On Thursday, the same day that developer Stonehenge Partners announced its intention to convert a former St.Vincent's building into a 200-unit rental and retail space, Community Board 2 reaffirmed its support for a new hospital to return to the property.

"The community wants medical uses to remain on that site, and we obviously want a hospital," said board member Brad Hoylman.

The board partnered with North Shore-Long Island Jewish Health System, which has already received a state grant to operate an urgent-care facility out of the former St.Vincent's site, and the Hunter College School of Public Health to perform the needs assesment.

Both organizations are contributing to the pro-bono study, which looks at the specific health needs of the neighborhood.

While the community board hopes the assesment will provide the hard data necessary for making the case for a new hospital, critics say the short time-frame for the study is inadequate and that more public input is needed.

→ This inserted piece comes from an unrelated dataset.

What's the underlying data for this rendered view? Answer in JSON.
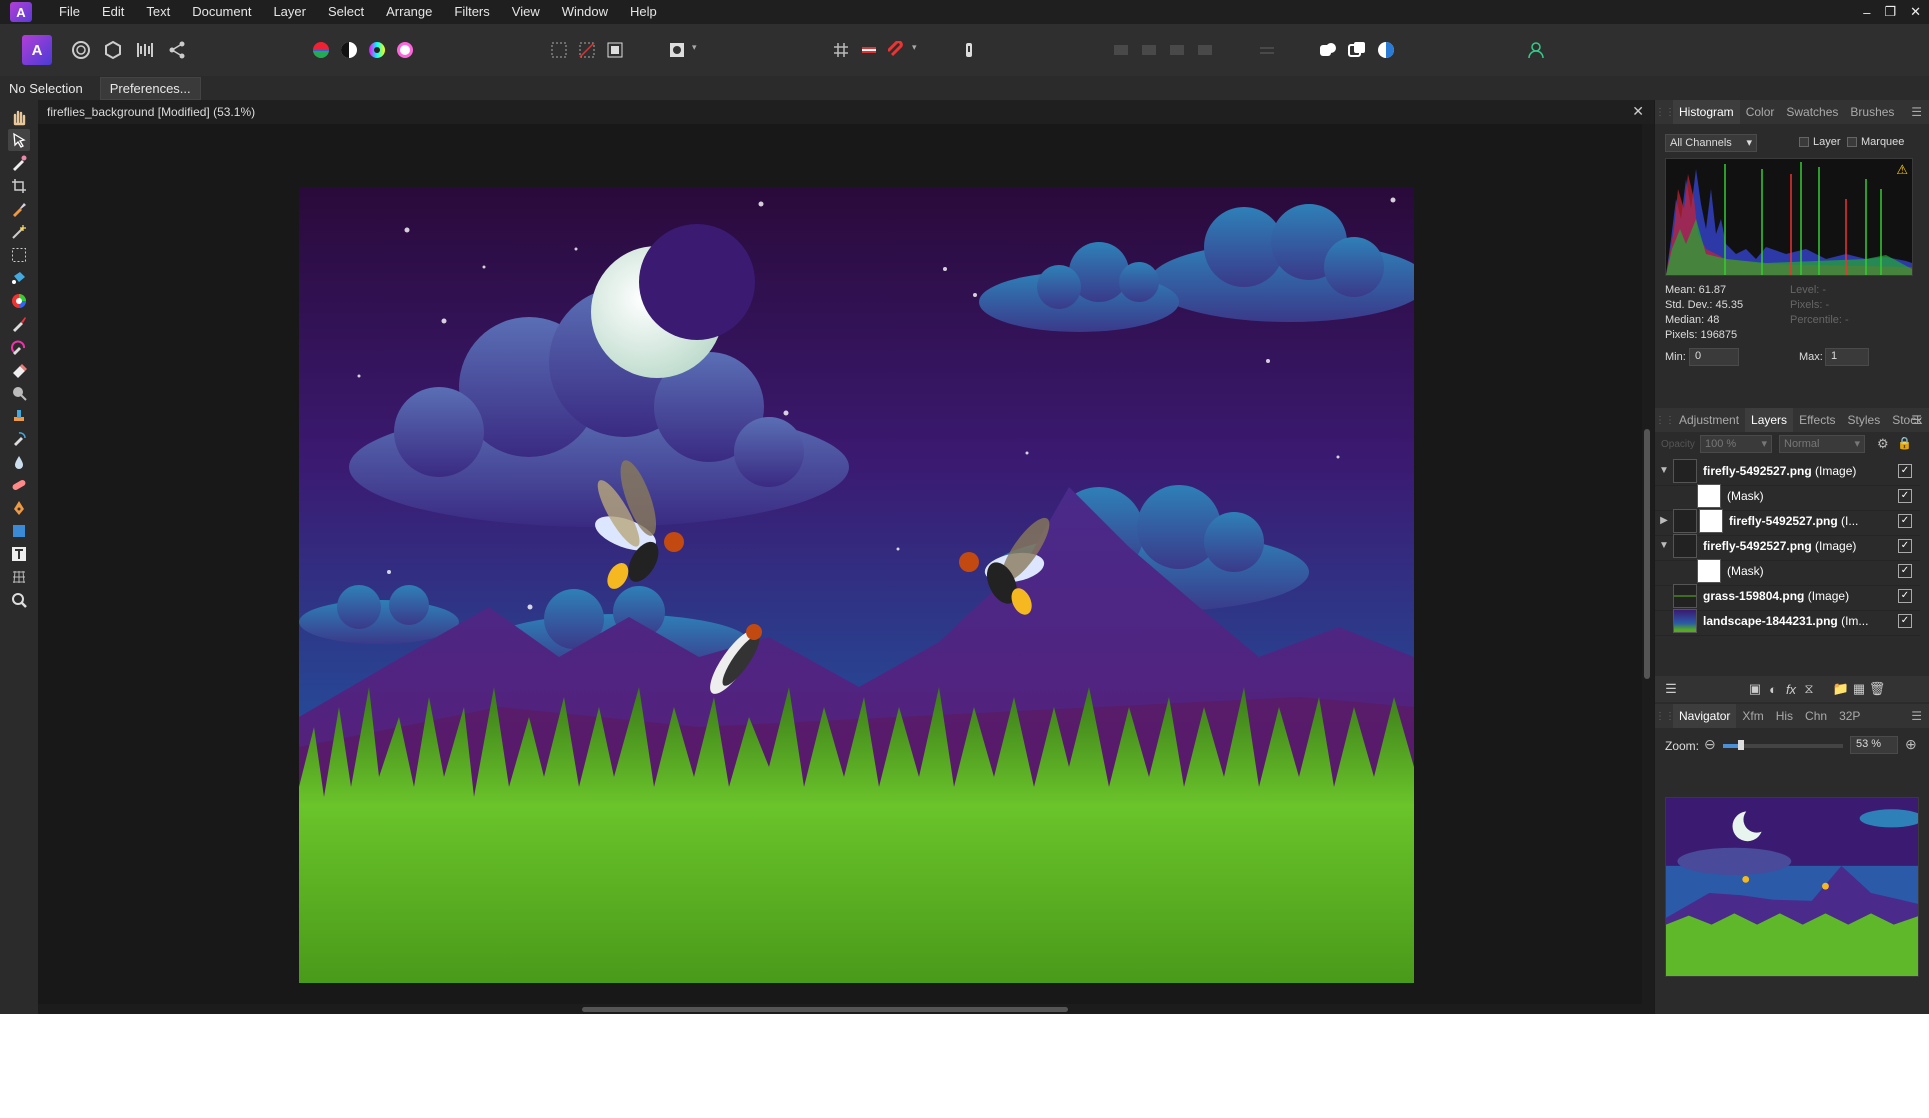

"If a hospital can shut down in 14 days, then it can open back up in 14 days," said Yetta Kurland, a local resident and civil rights lawyer who filed a lawsuit to obtain St.Vincent's financial records leading up to its declaration of bankruptcy in August.

The sale of St.Vincent's former building at 555 Sixth Ave. to Stonehenge is just the beginning of real estate land grab in the Village, Kurland said.

"St. Vincent's properties are highly sought after by development corporations and real estate interests," she said. "We have to keep the pressure on."